Working of Open System Call

Question

I am reading about Memory Mapped Files, the souce says it is faster than traditional methods to open a file or read a file such as an open system call and read system call respectively without giving the description that how open or read system call works.

So here's my question how the open system call works?

As far i know it will load the file into the memory, whereas by using mapped file only their addresses will be saved in the memory and when needed the requested page may be brought into the memory.

I expect clarification over my so far understanding.

EDIT

My previous understanding written above is almost wrong, for coorrect explanation refer to the accepted answer by Pawel.

Answer 1

Since you gave no details I'm assuming you are interested in behavior of Unix-like systems.

Actually open() system call only creates a file descriptor which then may be used by either mmap() or read().

Both memory mapped I/O and standard I/O internally access files on disk through page cache, a buffer in which files are cached in order to reduce number of I/O operations.

Standard I/O approach (using write() and read()) involves performing a system call which then copies data from (or to if you are writing) page cache to a buffer chosen by application. In addition to that non-sequential access requires another system call lseek(). System calls are expensive and so is copying data.

When a file is memory mapped usually a memory region in process address space is mapped directly to page cache, so that all reads and writes of already loaded data can be performed without any additional delay (no system calls, no data copying). Only when an application attempts to access file region that is not already loaded a page fault occurs and the kernel loads required data (whole page) from disk.

EDIT: I see that I also have to explain memory paging. On most modern architectures there is physical memory which is a real piece of hardware and virtual memory which creates address spaces for processes. Kernel decides how addresses in virtual memory are mapped to addresses in physical memory. The smallest unit is a memory page (usually, but not always 4K). It does not have to be 1:1 mapping, for example all virtual memory pages may be mapped to the same physical address.

In memory mapped I/O part of application address space and kernel's page cache are mapped to the same physical memory region, hence program is able to directly access page cache.

Answer 2

Pawel has beautifully explained how read/writes are performed. Let me explain the original question: How does fopen(3) works: when user space process encounters fopen(defined in libc or any user space library), it translates it into open(2) system call. First, it takes arguments from fopen, writes them into architecture specific registers along with open() syscall number. This number tells kernel the system call user space program wants to run. After loading these register, user space process interrupts kernel(via softirq, traditionally INT 80H on x86) and blocks.

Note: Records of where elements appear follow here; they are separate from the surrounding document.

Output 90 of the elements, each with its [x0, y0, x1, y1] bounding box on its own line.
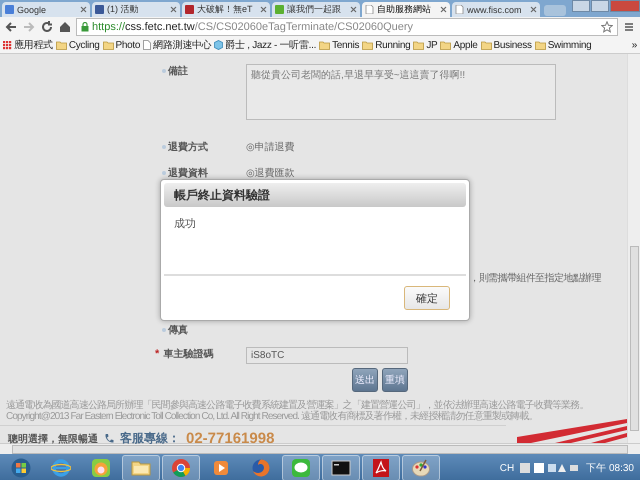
browser-tab[interactable]: 大破解！無eT: [182, 2, 270, 17]
browser-tab[interactable]: Google: [2, 2, 90, 17]
bookmark-item[interactable]: Apple: [453, 40, 478, 50]
lock-icon: [81, 22, 89, 32]
favicon-icon: [185, 5, 194, 14]
folder-icon: [102, 40, 114, 50]
bookmark-item[interactable]: Tennis: [332, 40, 360, 50]
favicon-icon: [5, 5, 14, 14]
radio-option[interactable]: ◎申請退費: [246, 140, 295, 154]
firefox-icon[interactable]: [251, 458, 271, 478]
scroll-thumb[interactable]: [630, 246, 639, 431]
verification-code-field[interactable]: iS8oTC: [246, 347, 408, 364]
apps-grid-icon: [3, 40, 12, 50]
star-icon[interactable]: [601, 21, 613, 33]
favicon-icon: [275, 5, 284, 14]
close-icon[interactable]: [350, 6, 357, 13]
field-label: 傳真: [168, 324, 188, 337]
cube-icon: [214, 40, 224, 50]
page-icon: [143, 40, 152, 50]
bookmark-item[interactable]: Business: [494, 40, 532, 50]
folder-icon: [413, 40, 424, 50]
bookmark-item[interactable]: Cycling: [68, 40, 100, 50]
horizontal-scrollbar[interactable]: [0, 443, 640, 454]
palette-icon[interactable]: [411, 458, 431, 478]
tray-icons-drawing[interactable]: [520, 462, 580, 474]
close-icon[interactable]: [260, 6, 267, 13]
folder-icon: [440, 40, 452, 50]
browser-e-icon[interactable]: [51, 458, 71, 478]
taskbar-button[interactable]: [362, 455, 400, 480]
folder-icon: [480, 40, 492, 50]
favicon-icon: [95, 5, 104, 14]
start-orb-icon[interactable]: [11, 458, 31, 478]
field-label: 退費方式: [168, 140, 208, 154]
taskbar-button[interactable]: [322, 455, 360, 480]
address-bar[interactable]: https://css.fetc.net.tw/CS/CS02060eTagTerminate/CS02060Query: [76, 18, 618, 36]
clock[interactable]: 下午 08:30: [586, 461, 634, 475]
reload-icon[interactable]: [40, 20, 54, 34]
vertical-scrollbar[interactable]: [627, 54, 640, 443]
language-indicator[interactable]: CH: [500, 462, 514, 474]
browser-tab[interactable]: 自助服務網站: [362, 2, 450, 17]
close-icon[interactable]: [170, 6, 177, 13]
page-icon: [455, 5, 464, 14]
bookmark-item[interactable]: 網路測速中心: [153, 38, 212, 52]
hotline-number: 02-77161998: [186, 430, 274, 447]
folder-icon: [534, 40, 546, 50]
folder-icon: [362, 40, 374, 50]
menu-icon[interactable]: [622, 20, 636, 34]
chat-mascot-icon[interactable]: [91, 458, 111, 478]
chat-bubble-icon[interactable]: [291, 458, 311, 478]
chrome-icon[interactable]: [171, 458, 191, 478]
restore-button[interactable]: [591, 0, 609, 12]
footer-text: Copyright@2013 Far Eastern Electronic Toll Collection Co, Ltd. All Right Reserved. 遠通電收有商標及著作權，未經授權請勿任意重製或轉載。: [6, 411, 538, 422]
minimize-button[interactable]: [572, 0, 590, 12]
dialog-title: 帳戶終止資料驗證: [174, 186, 270, 204]
swoosh-logo-icon: [517, 419, 627, 443]
bookmark-item[interactable]: Photo: [116, 40, 140, 50]
folder-icon: [56, 40, 67, 50]
bookmark-item[interactable]: 應用程式: [14, 38, 53, 52]
page-icon: [365, 5, 374, 14]
field-label: 車主驗證碼: [163, 347, 214, 361]
home-icon[interactable]: [58, 20, 72, 34]
hotline-label: 客服專線：: [120, 430, 180, 447]
close-icon[interactable]: [530, 6, 537, 13]
scroll-thumb[interactable]: [12, 444, 628, 454]
document-icon[interactable]: [371, 458, 391, 478]
bookmark-item[interactable]: JP: [426, 40, 438, 50]
note-text: ，則需攜帶組件至指定地點辦理: [469, 272, 601, 285]
bookmark-item[interactable]: Running: [375, 40, 410, 50]
bookmark-item[interactable]: Swimming: [548, 40, 592, 50]
phone-icon: [104, 433, 114, 444]
browser-tab[interactable]: 讓我們一起跟: [272, 2, 360, 17]
required-mark: *: [155, 348, 160, 360]
browser-tab[interactable]: www.fisc.com: [452, 2, 540, 17]
more-bookmarks-button[interactable]: »: [632, 40, 637, 50]
close-icon[interactable]: [440, 6, 447, 13]
play-icon[interactable]: [211, 458, 231, 478]
footer-text: 遠通電收為國道高速公路局所辦理「民間參與高速公路電子收費系統建置及營運案」之「建置營運公司」，並依法辦理高速公路電子收費等業務。: [6, 400, 590, 411]
dialog-message: 成功: [174, 218, 196, 230]
field-label: 退費資料: [168, 166, 208, 180]
close-icon[interactable]: [80, 6, 87, 13]
field-label: 備註: [168, 64, 188, 78]
folder-icon: [319, 40, 330, 50]
terminal-icon[interactable]: [331, 458, 351, 478]
remarks-textarea[interactable]: 聽從貴公司老闆的話,早退早享受~這這賣了得啊!!: [246, 64, 556, 120]
bookmark-item[interactable]: 爵士 , Jazz - 一听雷...: [225, 38, 316, 52]
browser-tab[interactable]: (1) 活動: [92, 2, 180, 17]
confirm-button[interactable]: 確定: [404, 286, 450, 310]
back-icon[interactable]: [4, 20, 18, 34]
slogan-text: 聰明選擇，無限暢通: [8, 432, 98, 446]
radio-option[interactable]: ◎退費匯款: [246, 166, 295, 180]
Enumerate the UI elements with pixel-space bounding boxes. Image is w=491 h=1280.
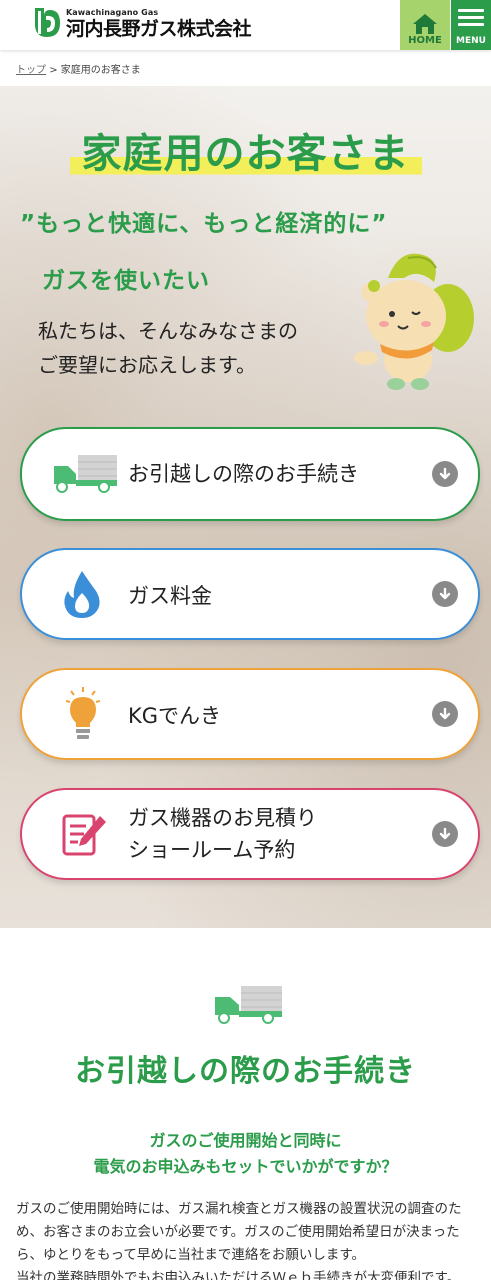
page-title: 家庭用のお客さま — [69, 121, 422, 179]
service-card-estimate-label: ガス機器のお見積り ショールーム予約 — [128, 802, 317, 866]
moving-body-line-3: ら、ゆとりをもって早めに当社まで連絡をお願いします。 — [16, 1247, 365, 1263]
gas-flame-icon — [62, 569, 102, 619]
home-icon — [413, 14, 437, 34]
light-bulb-icon — [66, 687, 100, 741]
home-label: HOME — [408, 35, 442, 46]
moving-lead-line-1: ガスのご使用開始と同時に — [149, 1131, 342, 1150]
hero-desc-line-1: 私たちは、そんなみなさまの — [38, 319, 298, 343]
service-card-gas-rate-label: ガス料金 — [128, 584, 212, 608]
estimate-document-icon — [62, 812, 108, 856]
moving-section-title: お引越しの際のお手続き — [75, 1054, 416, 1089]
breadcrumb-home-link[interactable]: トップ — [16, 65, 46, 76]
moving-body-line-4: 当社の業務時間外でもお申込みいただけるＷｅｂ手続きが大変便利です。 — [16, 1270, 461, 1280]
chevron-down-icon — [432, 821, 458, 847]
logo-subtitle: Kawachinagano Gas — [66, 8, 159, 17]
moving-lead-line-2: 電気のお申込みもセットでいかがですか？ — [93, 1157, 398, 1176]
chevron-down-icon — [432, 581, 458, 607]
service-card-moving[interactable]: お引越しの際のお手続き — [20, 427, 480, 521]
service-card-estimate-label-line-1: ガス機器のお見積り — [128, 806, 317, 830]
breadcrumb-separator: > — [49, 65, 58, 76]
moving-section-lead: ガスのご使用開始と同時に 電気のお申込みもセットでいかがですか？ — [0, 1128, 491, 1180]
moving-body-line-2: め、お客さまのお立会いが必要です。ガスのご使用開始希望日が決まった — [16, 1224, 460, 1240]
hero-catch-line-1: ”もっと快適に、もっと経済的に” — [20, 211, 388, 237]
hero-description: 私たちは、そんなみなさまの ご要望にお応えします。 — [38, 314, 298, 382]
moving-truck-icon — [213, 985, 283, 1029]
logo-company-name: 河内長野ガス株式会社 — [66, 18, 252, 40]
mascot-character-icon — [348, 248, 476, 398]
menu-button[interactable]: MENU — [451, 0, 491, 50]
hero-catch-line-2: ガスを使いたい — [42, 268, 210, 294]
service-card-estimate[interactable]: ガス機器のお見積り ショールーム予約 — [20, 788, 480, 880]
hamburger-icon — [458, 5, 484, 30]
company-logo[interactable]: Kawachinagano Gas 河内長野ガス株式会社 — [32, 6, 252, 40]
chevron-down-icon — [432, 461, 458, 487]
site-header: Kawachinagano Gas 河内長野ガス株式会社 HOME MENU — [0, 0, 491, 50]
service-card-estimate-label-line-2: ショールーム予約 — [128, 838, 296, 862]
moving-body-line-1: ガスのご使用開始時には、ガス漏れ検査とガス機器の設置状況の調査のた — [16, 1201, 462, 1217]
service-card-kg-denki-label: KGでんき — [128, 704, 222, 728]
service-card-kg-denki[interactable]: KGでんき — [20, 668, 480, 760]
moving-section-body: ガスのご使用開始時には、ガス漏れ検査とガス機器の設置状況の調査のた め、お客さま… — [16, 1198, 478, 1280]
service-card-gas-rate[interactable]: ガス料金 — [20, 548, 480, 640]
hero-section: 家庭用のお客さま ”もっと快適に、もっと経済的に” ガスを使いたい 私たちは、そ… — [0, 86, 491, 928]
moving-truck-icon — [52, 454, 118, 494]
menu-label: MENU — [456, 36, 486, 46]
service-card-moving-label: お引越しの際のお手続き — [128, 462, 359, 486]
home-button[interactable]: HOME — [400, 0, 450, 50]
chevron-down-icon — [432, 701, 458, 727]
breadcrumb-current: 家庭用のお客さま — [60, 65, 141, 76]
breadcrumb: トップ > 家庭用のお客さま — [16, 61, 141, 76]
kg-logo-mark-icon — [32, 6, 62, 40]
hero-desc-line-2: ご要望にお応えします。 — [38, 353, 256, 377]
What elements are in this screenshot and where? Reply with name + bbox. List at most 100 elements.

Kernel verifies the arguments provided and access permissions etc, and then either returns error or invokes actual system call which is vfs_open() in this case. vfs_open() checks for available file descriptor in fd array and allocates struct file. The ref counts of accessed file is increased and fd is returned to user program. That's completes the working of open, and of most of the system calls in general.

open() together with read()/write(), followed by close() is undoubtedly much lengthy process than having memory mapped file in buffer cache.